Generation of Firewall
Firewalls can be categorized based on its generation.
First Generation- Packet Filtering Firewall : Packet filtering firewall is used to control network access by monitoring outgoing and incoming packet and allowing them to pass or stop based on source and destination IP address, protocols and ports. It analyses traffic at the transport protocol layer (but mainly uses first 3 layers).
Packet firewalls treats each packet in Isolation. They have no ability to tell whether a packet is part of an existing stream of traffic. Only It can allow or deny the packets based on unique packet headers.
Packet filtering firewall maintains a filtering table which decides whether the packet will be forwarded or discarded. From the given filtering table, the packets will be Filtered according to following rules:
- Incoming packets from network 192.168.21.0 are blocked.
- Incoming packets destined for internal TELNET server (port 23) are blocked.
- Incoming packets destined for host 192.168.21.3 are blocked.
- All well-known services to the network 192.168.21.0 are allowed.
Second Generation- Stateful Inspection Firewall : Stateful firewalls (performs Stateful Packet Inspection) are able to determine the connection state of packet, unlike Packet filtering firewall, which makes it more efficient. It keeps track of the state of networks connection travelling across it, such as TCP streams. So the filtering decisions would not only be based on defined rules, but also on packet’s history in the state table.
Third Generation- Application Layer Firewall : Application layer firewall can inspect and filter the packets on any OSI layer, up to application layer. It has ability to block specific content, also recognize when certain application and protocols (like HTTP, FTP) are being misused.
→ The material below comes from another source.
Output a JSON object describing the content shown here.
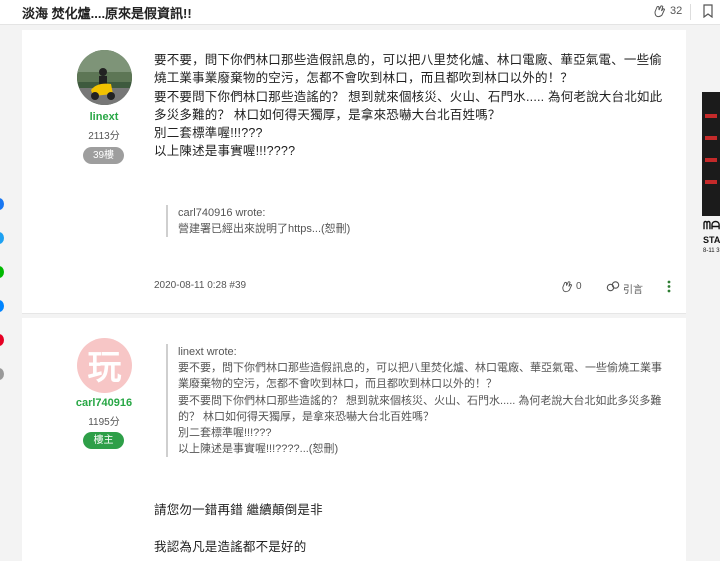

In other words, Application layer firewalls are hosts that run proxy servers. A proxy firewall prevents direct connection between either side of firewall, each packet has to pass through the proxy. It can allow or block the traffic based on predefined rules.
Note: Application layer firewalls can also be used as Network Address Translator(NAT).
Next Generation Firewalls (NGFW) : Next Generation Firewalls are being deployed these days to stop modern security breaches like advance malware attacks and application layer attacks. NGFW consists of Deep Packet Inspection, Application Inspection, SSL/SSH inspection and many fuctionalities to protect the network from these modern threats.
Types of Firewall
Firewalls are generally of two types: Host-based and Network-based.
Host- based Firewalls : Host-based firewall are installed on each network node which controls each incoming and outgoing packet. It is a software application or suit of applications, comes as a part of operating system. Host-based firewalls are needed because network firewalls cannot provide protection inside a trusted network. Host firewall protects each host from attacks and unauthorized access.
Network-based Firewalls : Network firewall function on network level. In other words, these firewalls filters all incoming and outgoing traffic across the network. It protects the internal network by filtering the traffic using rules defined on firewall. A Network firewall might have two or more network interface cards (NICs). Network-based firewall is usually a dedicated system with proprietary software installed.
Both types of firewall have their own advantages.